Les exploitants routiers des Centres d’Information et de Gestion du Trafic ou ceux des Postes de Contrôle des sociétés d’autoroute ont l’habitude de consulter des tableaux synoptiques représentant l’état du trafic de leur réseau. En général, un tel synoptique ne dresse que la photographie instantanée du trafic. Ce que nous proposons est l’image d’une telle carte projetée dans un horizon court et utile. L’objectif consiste à fournir des informations dynamiques aussi bien pour aider les gestionnaires que pour guider les conducteurs via les PMV, l’INTERNET ou leur équipement embarqué.
Avant l’éventuelle extension d’un tel projet à l’échelle nationale, sa conception et sa validation sont mises en place sur un secteur géographique limité: celui de l’agglomération de Strasbourg (réseau GUTENBERG). Pour chaque section de ce réseau, le but est de prévoir l’état du trafic à l’horizon de 30 minutes (le temps largement suffisant pour parcourir le réseau), via trois couleurs habituellement utilisées par les exploitants (vert pour fluide, orange pour dense, et rouge pour saturé). L’anticipation de l’état du trafic est réalisée à partir de plusieurs modèles construits par régression logistique.
Nous nous attachons ici à l’explication du principe de la régression logistique et nous développons les différentes étapes effectuées lors de la conception du modèle (choix des variables, vérification de l’adéquation du modèle, choix du seuil de probabilité,…).

11 janvier

A. Schadschneider (Univ. Cologne) Cellular automata: Models of highway traffic

In this talk various cellular automata approaches for the description of highway traffic are discussed. Cellular automata are discrete in space, time and state variables which allows for very efficient computer simulations of large systems. Generically their dynamics is defined by rather intuitive (stochastic) rules. Starting from the minimal model proposed by Nagel and Schreckenberg several extensions will be presented that provide a realistic description of the properties of highway traffic. Furthermore some applications will be discussed, e.g. for traffic forecasting.
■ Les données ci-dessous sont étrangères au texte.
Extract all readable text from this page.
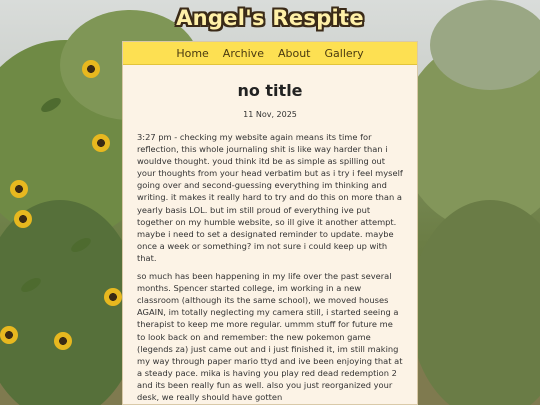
Angel's Respite
Home Archive About Gallery
no title
11 Nov, 2025

3:27 pm - checking my website again means its time for reflection, this whole journaling shit is like way harder than i wouldve thought. youd think itd be as simple as spilling out your thoughts from your head verbatim but as i try i feel myself going over and second-guessing everything im thinking and writing. it makes it really hard to try and do this on more than a yearly basis LOL. but im still proud of everything ive put together on my humble website, so ill give it another attempt. maybe i need to set a designated reminder to update. maybe once a week or something? im not sure i could keep up with that.

so much has been happening in my life over the past several months. Spencer started college, im working in a new classroom (although its the same school), we moved houses AGAIN, im totally neglecting my camera still, i started seeing a therapist to keep me more regular. ummm stuff for future me to look back on and remember: the new pokemon game (legends za) just came out and i just finished it, im still making my way through paper mario ttyd and ive been enjoying that at a steady pace. mika is having you play red dead redemption 2 and its been really fun as well. also you just reorganized your desk, we really should have gotten
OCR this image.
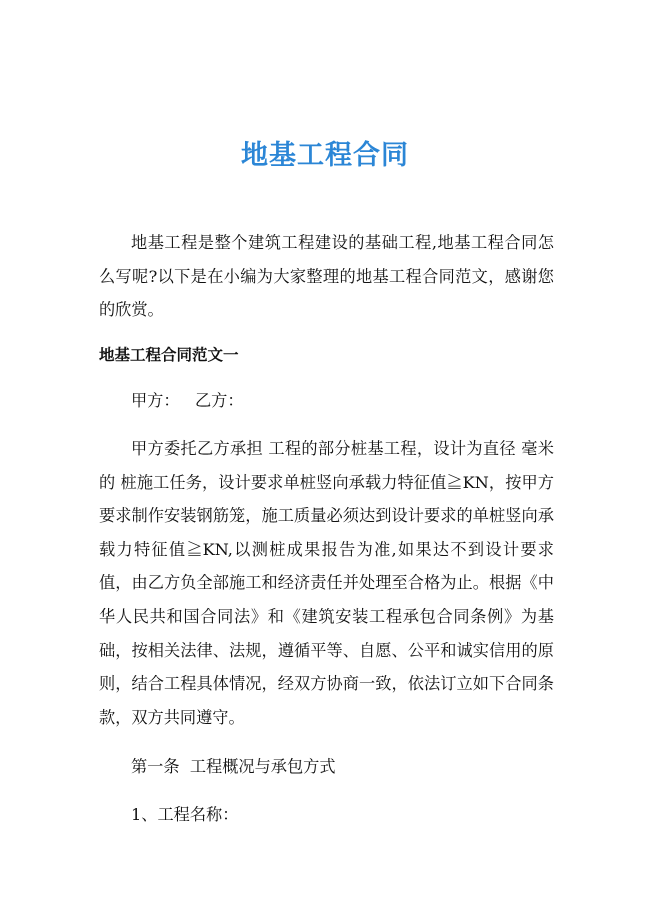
地基工程合同

地基工程是整个建筑工程建设的基础工程,地基工程合同怎么写呢?以下是在小编为大家整理的地基工程合同范文，感谢您的欣赏。

地基工程合同范文一
甲方：   乙方：

甲方委托乙方承担 工程的部分桩基工程，设计为直径 毫米的 桩施工任务，设计要求单桩竖向承载力特征值≧KN，按甲方要求制作安装钢筋笼，施工质量必须达到设计要求的单桩竖向承载力特征值≧KN,以测桩成果报告为准,如果达不到设计要求值，由乙方负全部施工和经济责任并处理至合格为止。根据《中华人民共和国合同法》和《建筑安装工程承包合同条例》为基础，按相关法律、法规，遵循平等、自愿、公平和诚实信用的原则，结合工程具体情况，经双方协商一致，依法订立如下合同条款，双方共同遵守。

第一条  工程概况与承包方式
1、工程名称：
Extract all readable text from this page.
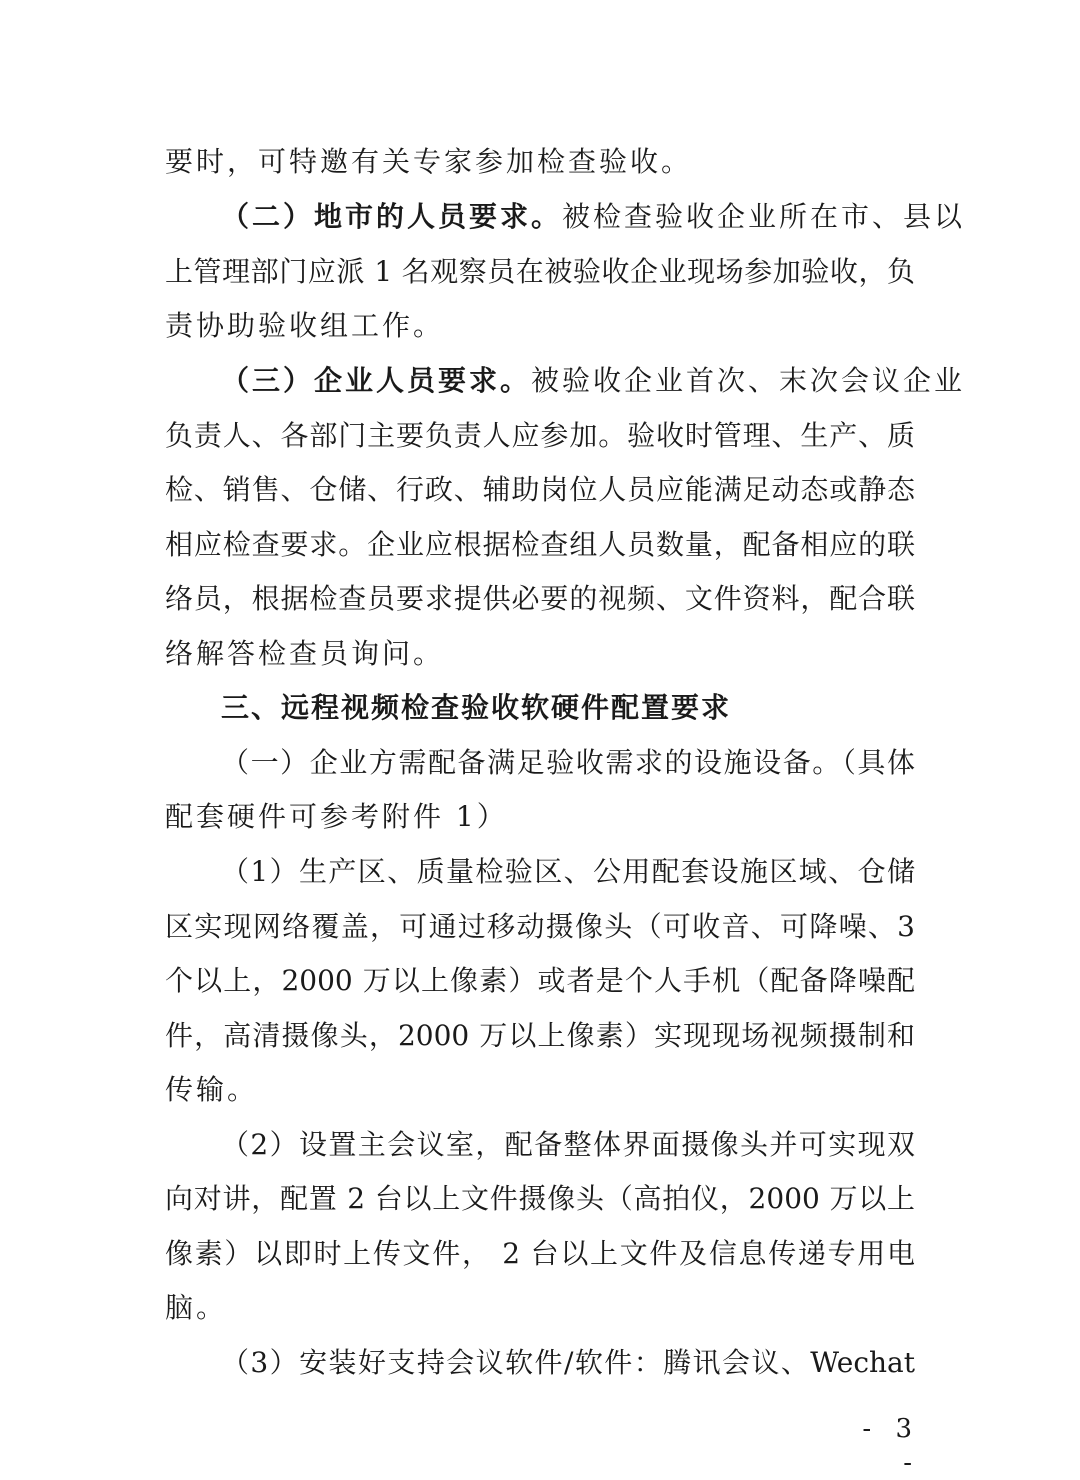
要时，可特邀有关专家参加检查验收。
（二）地市的人员要求。被检查验收企业所在市、县以
上管理部门应派 1 名观察员在被验收企业现场参加验收，负
责协助验收组工作。
（三）企业人员要求。被验收企业首次、末次会议企业
负责人、各部门主要负责人应参加。验收时管理、生产、质
检、销售、仓储、行政、辅助岗位人员应能满足动态或静态
相应检查要求。企业应根据检查组人员数量，配备相应的联
络员，根据检查员要求提供必要的视频、文件资料，配合联
络解答检查员询问。
三、远程视频检查验收软硬件配置要求
（一）企业方需配备满足验收需求的设施设备。（具体
配套硬件可参考附件 1）
（1）生产区、质量检验区、公用配套设施区域、仓储
区实现网络覆盖，可通过移动摄像头（可收音、可降噪、3
个以上，2000 万以上像素）或者是个人手机（配备降噪配
件，高清摄像头，2000 万以上像素）实现现场视频摄制和
传输。
（2）设置主会议室，配备整体界面摄像头并可实现双
向对讲，配置 2 台以上文件摄像头（高拍仪，2000 万以上
像素）以即时上传文件， 2 台以上文件及信息传递专用电
脑。
（3）安装好支持会议软件/软件：腾讯会议、Wechat
- 3 -
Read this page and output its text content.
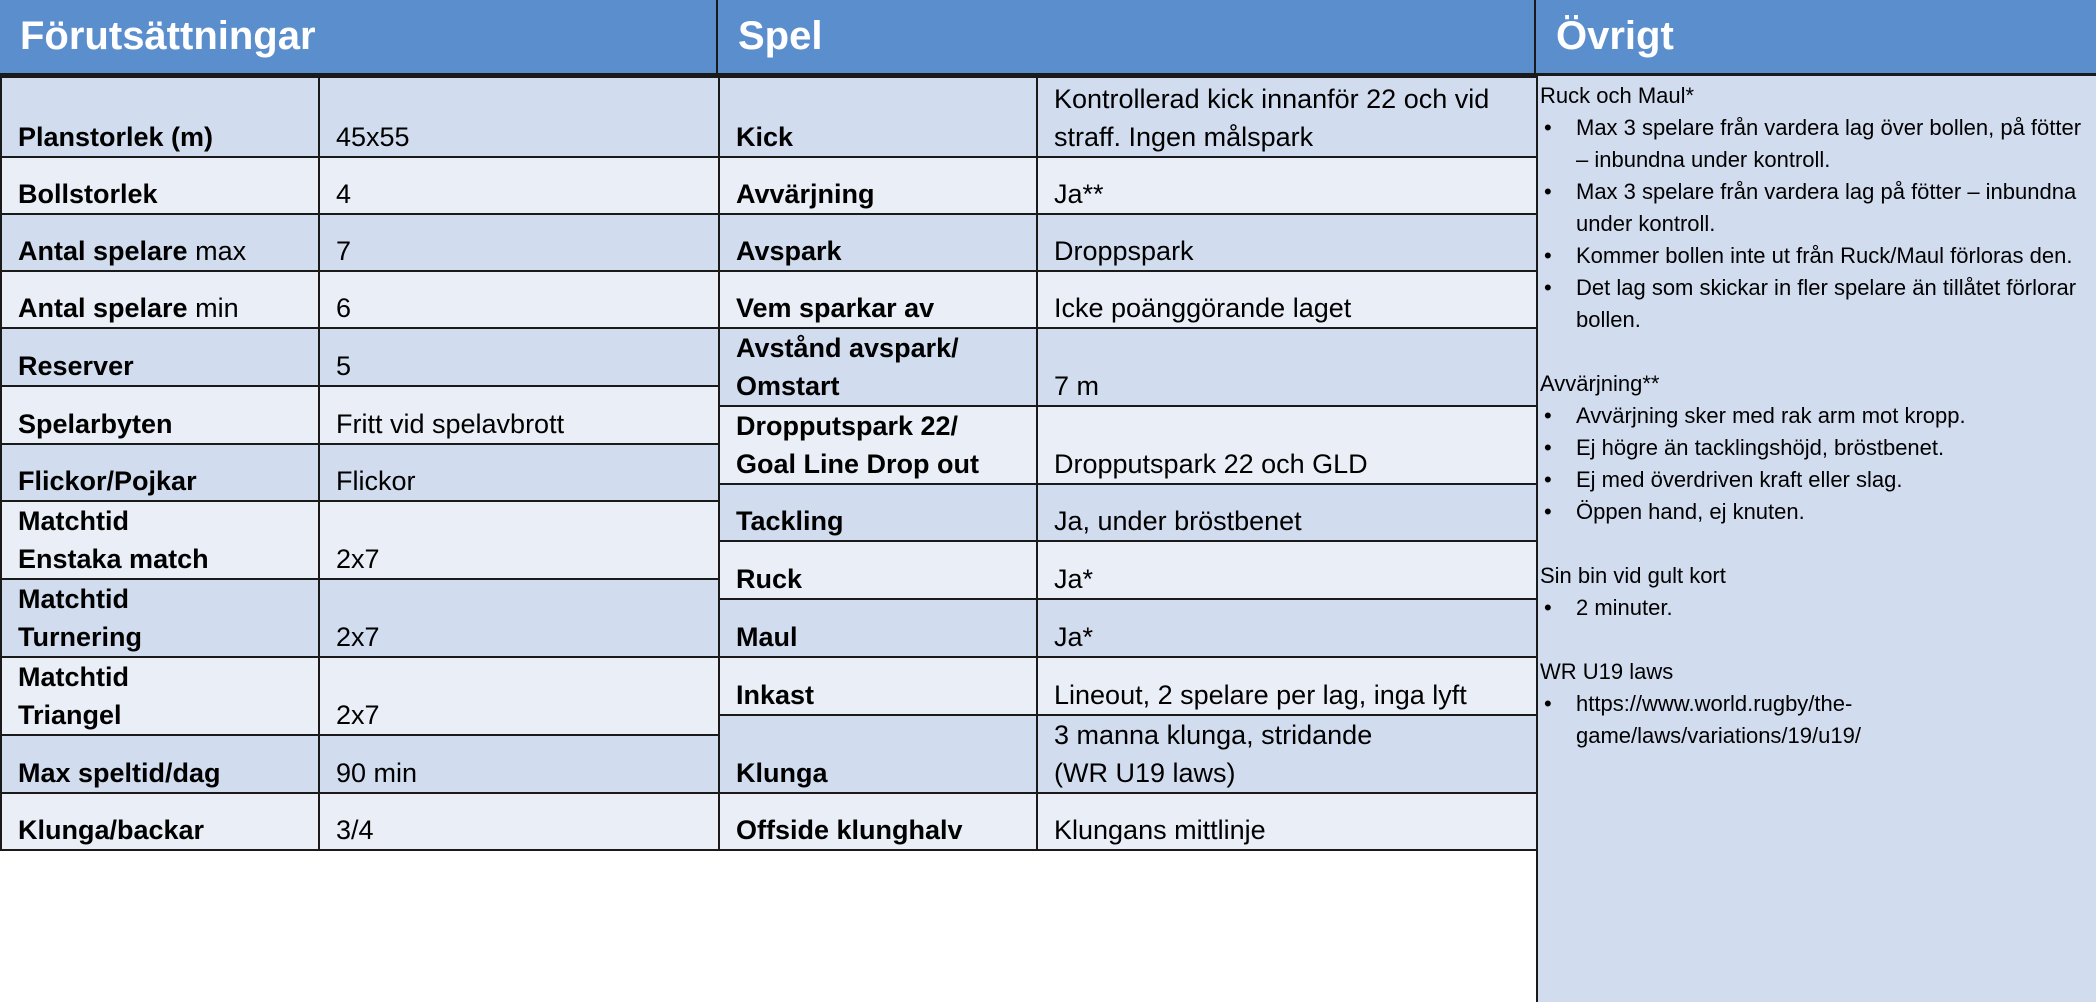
Förutsättningar	Spel	Övrigt
Planstorlek (m)	45x55
Bollstorlek	4
Antal spelare max	7
Antal spelare min	6
Reserver	5
Spelarbyten	Fritt vid spelavbrott
Flickor/Pojkar	Flickor
Matchtid
Enstaka match	2x7
Matchtid
Turnering	2x7
Matchtid
Triangel	2x7
Max speltid/dag	90 min
Klunga/backar	3/4
Kick	Kontrollerad kick innanför 22 och vid
straff. Ingen målspark
Avvärjning	Ja**
Avspark	Droppspark
Vem sparkar av	Icke poänggörande laget
Avstånd avspark/
Omstart	7 m
Dropputspark 22/
Goal Line Drop out	Dropputspark 22 och GLD
Tackling	Ja, under bröstbenet
Ruck	Ja*
Maul	Ja*
Inkast	Lineout, 2 spelare per lag, inga lyft
Klunga	3 manna klunga, stridande
(WR U19 laws)
Offside klunghalv	Klungans mittlinje
Ruck och Maul*
• Max 3 spelare från vardera lag över bollen, på fötter – inbundna under kontroll.
• Max 3 spelare från vardera lag på fötter – inbundna under kontroll.
• Kommer bollen inte ut från Ruck/Maul förloras den.
• Det lag som skickar in fler spelare än tillåtet förlorar bollen.
Avvärjning**
• Avvärjning sker med rak arm mot kropp.
• Ej högre än tacklingshöjd, bröstbenet.
• Ej med överdriven kraft eller slag.
• Öppen hand, ej knuten.
Sin bin vid gult kort
• 2 minuter.
WR U19 laws
• https://www.world.rugby/the-game/laws/variations/19/u19/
A. Schadschneider Cellular automata modelling of transport in human and biological systems

We review the application of cellular automata to model various traffic and transport problems, namely (i) pedestrian dynamics, (ii) dynamics on ant trails, and (iii) intracellular transport. Compared to highway traffic, different new features become important. Pedestrian dynamics is two-dimensional, with the possibility of counterflows, which leads to several interesting phenomena, e.g. dynamical lane formation. For the description of ant trails the communication of the ants by chemotaxis is important. This leads to 'anomalous' fundamental diagrams compared to that of highway traffic. In intracellular transport 'vehicles' (so-called motor proteins) can enter or leave the 'highway' everywhere, not just at well-defined on- and off-ramps. Thus the corresponding traffic jams are quite different. This might be relevant for several diseases.